Arnaud Le Guilcher encourage son lectorat autant à la détente qu'à la réflexion, en l'embarquant dans son univers loufoque, tendre et nostalgique, en dénichant à chaque fois le mot qui fait mouche et en nous régalant de dialogues enlevés, de scènes ultra visuelles, de savoureux running gags et d'expressions que l'on aimerait retenir.
Et puis, visez moi ce bandeau, signé Charles Berberian (qui illustre également quelques pages du livre) un bijou!

"Dans l'expression "courir en boubou", il y a deux choses qui me perturbent:

1) Courir.
2) En boubou.

J'arrive en eau devant les marches de la Tour. A l'odeur de poisson s'ajoute désormais celle de ma sueur post-bibine. Je n'ose pas me retourner de peur qu'une colonie de rats me file le train, attirée par mon parfum de poubelle.

Si je venais à mourir, là, tout de suite, je ne serais pas vraiment surpris. Faire du sport par un petit 38°C à l'ombre, avec une condition physique aussi misérable que la mienne, c'est aussi safe que de cracher du feu dans une station-service.
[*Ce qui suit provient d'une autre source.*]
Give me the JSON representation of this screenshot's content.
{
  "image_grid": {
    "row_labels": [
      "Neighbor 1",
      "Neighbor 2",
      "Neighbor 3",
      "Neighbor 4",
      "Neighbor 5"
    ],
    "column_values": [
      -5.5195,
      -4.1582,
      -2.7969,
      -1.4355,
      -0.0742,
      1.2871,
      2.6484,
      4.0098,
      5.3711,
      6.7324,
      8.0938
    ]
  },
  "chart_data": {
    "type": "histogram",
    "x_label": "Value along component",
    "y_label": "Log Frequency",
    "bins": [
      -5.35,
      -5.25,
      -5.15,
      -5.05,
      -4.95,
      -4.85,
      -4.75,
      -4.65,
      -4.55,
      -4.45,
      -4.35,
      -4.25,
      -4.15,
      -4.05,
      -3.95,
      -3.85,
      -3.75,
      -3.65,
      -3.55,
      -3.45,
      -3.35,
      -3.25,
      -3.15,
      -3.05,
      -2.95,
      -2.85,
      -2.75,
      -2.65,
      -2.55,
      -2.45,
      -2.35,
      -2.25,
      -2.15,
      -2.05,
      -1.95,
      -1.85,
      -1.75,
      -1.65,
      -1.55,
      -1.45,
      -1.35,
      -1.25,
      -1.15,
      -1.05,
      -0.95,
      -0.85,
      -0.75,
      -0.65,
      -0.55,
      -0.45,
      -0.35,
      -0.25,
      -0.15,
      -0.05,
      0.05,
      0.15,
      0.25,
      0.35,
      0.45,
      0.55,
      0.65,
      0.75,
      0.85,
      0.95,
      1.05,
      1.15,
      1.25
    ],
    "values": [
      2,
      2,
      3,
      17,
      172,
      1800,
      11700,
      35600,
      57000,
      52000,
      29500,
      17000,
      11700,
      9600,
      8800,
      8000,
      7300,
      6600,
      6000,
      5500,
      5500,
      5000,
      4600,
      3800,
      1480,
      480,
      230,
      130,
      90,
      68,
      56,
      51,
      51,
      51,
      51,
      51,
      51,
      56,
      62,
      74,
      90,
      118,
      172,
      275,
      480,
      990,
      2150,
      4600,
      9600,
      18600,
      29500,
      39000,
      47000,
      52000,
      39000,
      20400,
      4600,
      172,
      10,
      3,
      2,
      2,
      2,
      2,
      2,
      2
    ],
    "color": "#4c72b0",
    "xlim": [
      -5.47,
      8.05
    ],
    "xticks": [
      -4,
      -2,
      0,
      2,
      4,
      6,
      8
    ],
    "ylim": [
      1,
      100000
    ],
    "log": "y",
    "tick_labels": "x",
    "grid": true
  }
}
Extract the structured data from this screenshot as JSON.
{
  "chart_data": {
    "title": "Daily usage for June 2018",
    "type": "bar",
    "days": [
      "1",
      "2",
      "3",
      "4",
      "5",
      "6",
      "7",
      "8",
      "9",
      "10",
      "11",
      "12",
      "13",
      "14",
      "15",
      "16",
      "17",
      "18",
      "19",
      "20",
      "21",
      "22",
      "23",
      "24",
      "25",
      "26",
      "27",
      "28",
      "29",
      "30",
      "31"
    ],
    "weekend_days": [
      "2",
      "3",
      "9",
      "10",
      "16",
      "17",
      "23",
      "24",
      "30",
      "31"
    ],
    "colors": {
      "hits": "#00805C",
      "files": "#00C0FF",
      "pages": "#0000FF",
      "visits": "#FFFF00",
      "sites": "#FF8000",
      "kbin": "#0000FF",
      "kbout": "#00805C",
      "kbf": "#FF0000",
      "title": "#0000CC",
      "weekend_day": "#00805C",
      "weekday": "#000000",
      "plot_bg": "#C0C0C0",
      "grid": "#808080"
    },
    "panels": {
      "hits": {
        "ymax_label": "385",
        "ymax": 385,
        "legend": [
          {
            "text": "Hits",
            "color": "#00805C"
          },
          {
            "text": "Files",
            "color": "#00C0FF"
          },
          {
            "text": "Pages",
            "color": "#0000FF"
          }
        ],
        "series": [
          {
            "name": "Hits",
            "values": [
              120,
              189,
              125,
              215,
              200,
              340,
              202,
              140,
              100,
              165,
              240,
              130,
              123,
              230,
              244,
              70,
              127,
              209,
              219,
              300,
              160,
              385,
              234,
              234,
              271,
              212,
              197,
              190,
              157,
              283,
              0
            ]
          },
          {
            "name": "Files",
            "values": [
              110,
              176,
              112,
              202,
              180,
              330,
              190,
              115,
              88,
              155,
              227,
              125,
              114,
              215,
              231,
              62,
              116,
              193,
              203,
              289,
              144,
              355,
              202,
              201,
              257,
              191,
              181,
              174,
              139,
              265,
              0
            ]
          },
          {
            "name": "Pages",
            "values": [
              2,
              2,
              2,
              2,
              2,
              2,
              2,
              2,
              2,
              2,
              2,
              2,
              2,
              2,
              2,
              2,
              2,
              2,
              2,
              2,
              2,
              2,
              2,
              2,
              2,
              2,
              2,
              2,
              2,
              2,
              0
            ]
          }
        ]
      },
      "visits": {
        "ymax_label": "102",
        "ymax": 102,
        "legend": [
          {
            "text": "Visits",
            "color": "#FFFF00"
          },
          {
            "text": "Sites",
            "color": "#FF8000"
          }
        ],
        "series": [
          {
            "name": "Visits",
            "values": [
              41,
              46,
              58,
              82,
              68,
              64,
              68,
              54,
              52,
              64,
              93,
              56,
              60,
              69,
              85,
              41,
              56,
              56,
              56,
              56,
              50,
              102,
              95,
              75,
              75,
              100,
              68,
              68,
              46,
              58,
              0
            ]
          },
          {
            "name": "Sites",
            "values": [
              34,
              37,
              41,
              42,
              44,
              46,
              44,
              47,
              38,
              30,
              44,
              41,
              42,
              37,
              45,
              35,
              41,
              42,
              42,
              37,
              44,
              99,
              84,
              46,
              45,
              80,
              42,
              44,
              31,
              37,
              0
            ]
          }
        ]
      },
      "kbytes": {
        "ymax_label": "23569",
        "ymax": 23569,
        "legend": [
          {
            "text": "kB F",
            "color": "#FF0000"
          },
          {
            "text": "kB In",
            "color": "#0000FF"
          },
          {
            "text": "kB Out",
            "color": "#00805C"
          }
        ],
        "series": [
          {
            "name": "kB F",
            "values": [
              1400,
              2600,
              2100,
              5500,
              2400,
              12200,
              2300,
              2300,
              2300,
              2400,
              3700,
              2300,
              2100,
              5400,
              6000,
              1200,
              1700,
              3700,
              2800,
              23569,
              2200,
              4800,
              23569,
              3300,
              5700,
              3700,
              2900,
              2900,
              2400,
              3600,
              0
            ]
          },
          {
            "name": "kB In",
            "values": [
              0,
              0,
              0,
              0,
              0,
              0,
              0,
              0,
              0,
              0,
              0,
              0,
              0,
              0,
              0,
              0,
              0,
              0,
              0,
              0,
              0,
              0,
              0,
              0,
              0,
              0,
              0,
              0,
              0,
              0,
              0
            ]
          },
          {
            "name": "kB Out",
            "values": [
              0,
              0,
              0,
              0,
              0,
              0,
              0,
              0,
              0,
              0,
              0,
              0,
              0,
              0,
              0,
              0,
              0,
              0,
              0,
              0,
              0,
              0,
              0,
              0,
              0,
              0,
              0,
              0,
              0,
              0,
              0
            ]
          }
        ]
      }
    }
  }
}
Durant tout le trajet, la Tour m'a semblé éloignée comme une inatteignable banlieue de Saigon. Entre deux menaces d'infarctus, j'ai failli me rétamer un bon milliard de fois. Il s'en est vraiment fallu de peu... La cheville qui s'entortille dans le bas du bouzin et au revoir la compagnie... Pour me donner un coup de fouet sur les derniers mètres, je me suis imaginé que ma femme, Morgane, me filait le train en agitant les papiers du divorce. Ça a marché au- delà de mes espérances et j'ai fini en sprint.

Ce que c'est que les coups de flip, quand même..." 

L'auteur >> Arnaud Le Guilcher, 41 ans, travaille chez Barclay et a déjà publié En moins Bien, Pas Mieux, Pile entre deux et Ric-Rac. Il est suivi, depuis ses débuts, par une joyeuse et fidèle troupe de lecteurs et de libraires.